44) Luis Valbuena, Anaheim Angels (Age: 31, Previous Rank: 30)
A recent Angels signing, Valbuena was one of the last players off the board this offseason and may not have a starting job on Opening Day. That said, he has power in spades and played first, second, and third base last year, so if the noted bat-flipped can find his way into 400+ at bats, he represents a cheap power option for 2017.
45) Ke’Bryan Hayes, Pittsburgh Pirates (Age: 20, Previous Rank: 48)
Third base isn’t a very deep position for prospects, and while Hayes may be one of the better ones, he still has more questions than he does answers. The defense will likely get him to the majors, but his offensive profile limits his relevance. A present lack of power and below average speed means Hayes will really have to hit to be fantasy relevant, and while there’s a potential plus hit tool here, the lack of other skills makes him a better real-life prospect than fantasy one.

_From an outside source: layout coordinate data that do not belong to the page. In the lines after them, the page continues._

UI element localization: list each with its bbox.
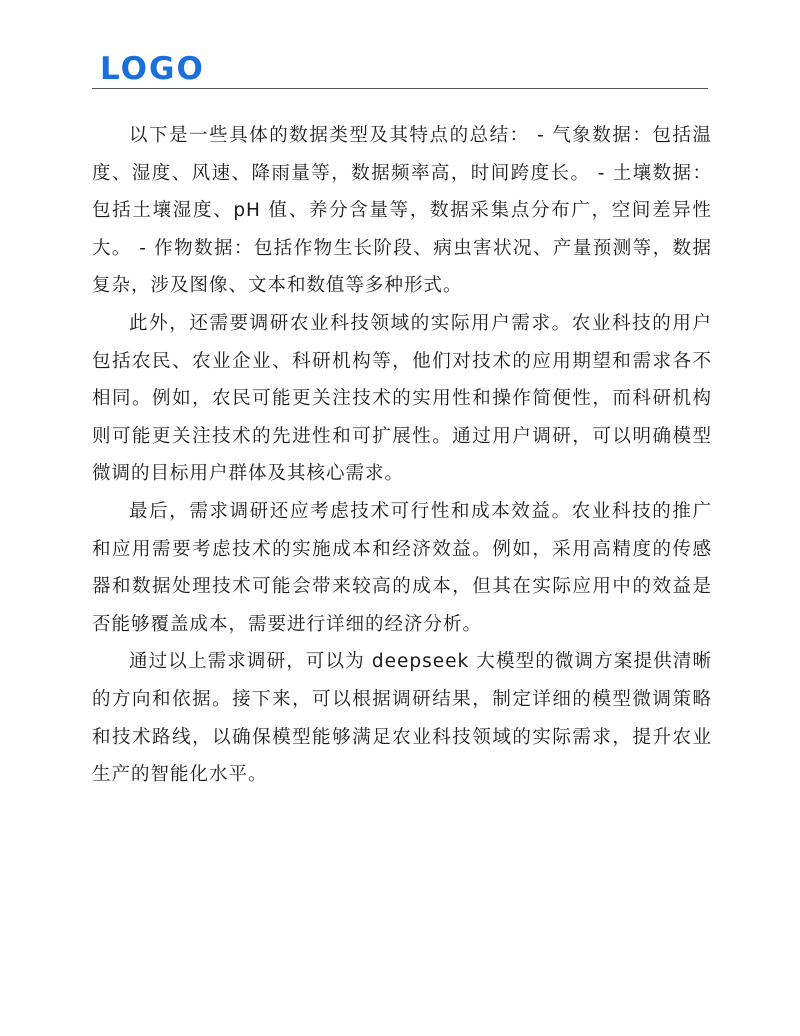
paragraph-data-types: 以下是一些具体的数据类型及其特点的总结： - 气象数据：包括温度、湿度、风速、降雨量等，数据频率高，时间跨度长。 - 土壤数据：包括土壤湿度、pH 值、养分含量等，数据采集点分布广，空间差异性大。 - 作物数据：包括作物生长阶段、病虫害状况、产量预测等，数据复杂，涉及图像、文本和数值等多种形式。 bbox=[92, 125, 712, 297]
document-body bbox=[92, 117, 712, 794]
paragraph-conclusion: 通过以上需求调研，可以为 deepseek 大模型的微调方案提供清晰的方向和依据。接下来，可以根据调研结果，制定详细的模型微调策略和技术路线，以确保模型能够满足农业科技领域的实际需求，提升农业生产的智能化水平。 bbox=[92, 651, 712, 786]
logo: LOGO bbox=[100, 51, 205, 87]
paragraph-user-needs: 此外，还需要调研农业科技领域的实际用户需求。农业科技的用户包括农民、农业企业、科研机构等，他们对技术的应用期望和需求各不相同。例如，农民可能更关注技术的实用性和操作简便性，而科研机构则可能更关注技术的先进性和可扩展性。通过用户调研，可以明确模型微调的目标用户群体及其核心需求。 bbox=[92, 312, 712, 485]
paragraph-cost-benefit: 最后，需求调研还应考虑技术可行性和成本效益。农业科技的推广和应用需要考虑技术的实施成本和经济效益。例如，采用高精度的传感器和数据处理技术可能会带来较高的成本，但其在实际应用中的效益是否能够覆盖成本，需要进行详细的经济分析。 bbox=[92, 500, 712, 635]
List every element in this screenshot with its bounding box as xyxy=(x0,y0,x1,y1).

46) Joshua Lowe, Tampa Bay Rays (Age: 19, Previous Rank: NR)
The Rays liked Lowe so much that they selected him with the 13th overall pick in last year’s amateur draft. While currently a third basemen, his large frame could push him to first. Still, the bat speed and power potential make any prospective fantasy owner drool, and if he can refine his approach at the plate, there’s plenty of upside here.
47) Jomar Reyes, Baltimore Orioles (Age: 20, Previous Rank: 26)
Ben Carley at Baseball Prospectus has placed two comps on Reyes: best case being Maikel Franco, likely comp Luis Valbuena. Given the lack of game power and bad body, I think it’s far more likely he ends up in the latter mold, though there’s plenty more time for the 20-year-old to develop.
48) David Wright, New York Mets (Age: 34, Previous Rank: 19)
It’s debatable at this point whether or not David Wright even belongs on this list. After sneaking into the top-20 of our ranks last season, Wright put up yet another injury plagued season in 2016. At 34, I have very little faith he has anything left in the tank, and the chances of him literally disintegrating on the field may be higher than that of a full season of work. We will always have the memories of Captain America’s 30/30 season in 2007, but 2014 was evidence that even if he enjoys relative health, those days are not coming back.
49) Yunel Escobar, Los Angeles Angels (Age: 34, Previous Rank: 29)
In 16-20 team leagues, you could do worse than filling a corner infield spot with Escobar. While the power will probably top out at seven or so and the speed is nonexistent, Yunel puts up respectable average and OBP numbers that provide some value. Boring, but mildly effective.
50) Miguel Andujar, New York Yankees (Age: 22, Previous Rank: NR)
Andujar shows intriguing pop to go with some speed, but his bat has lagged behind. He could continue to slowly climb in these rankings over the next couple years, but there’s a better chance he stalls in the high minors.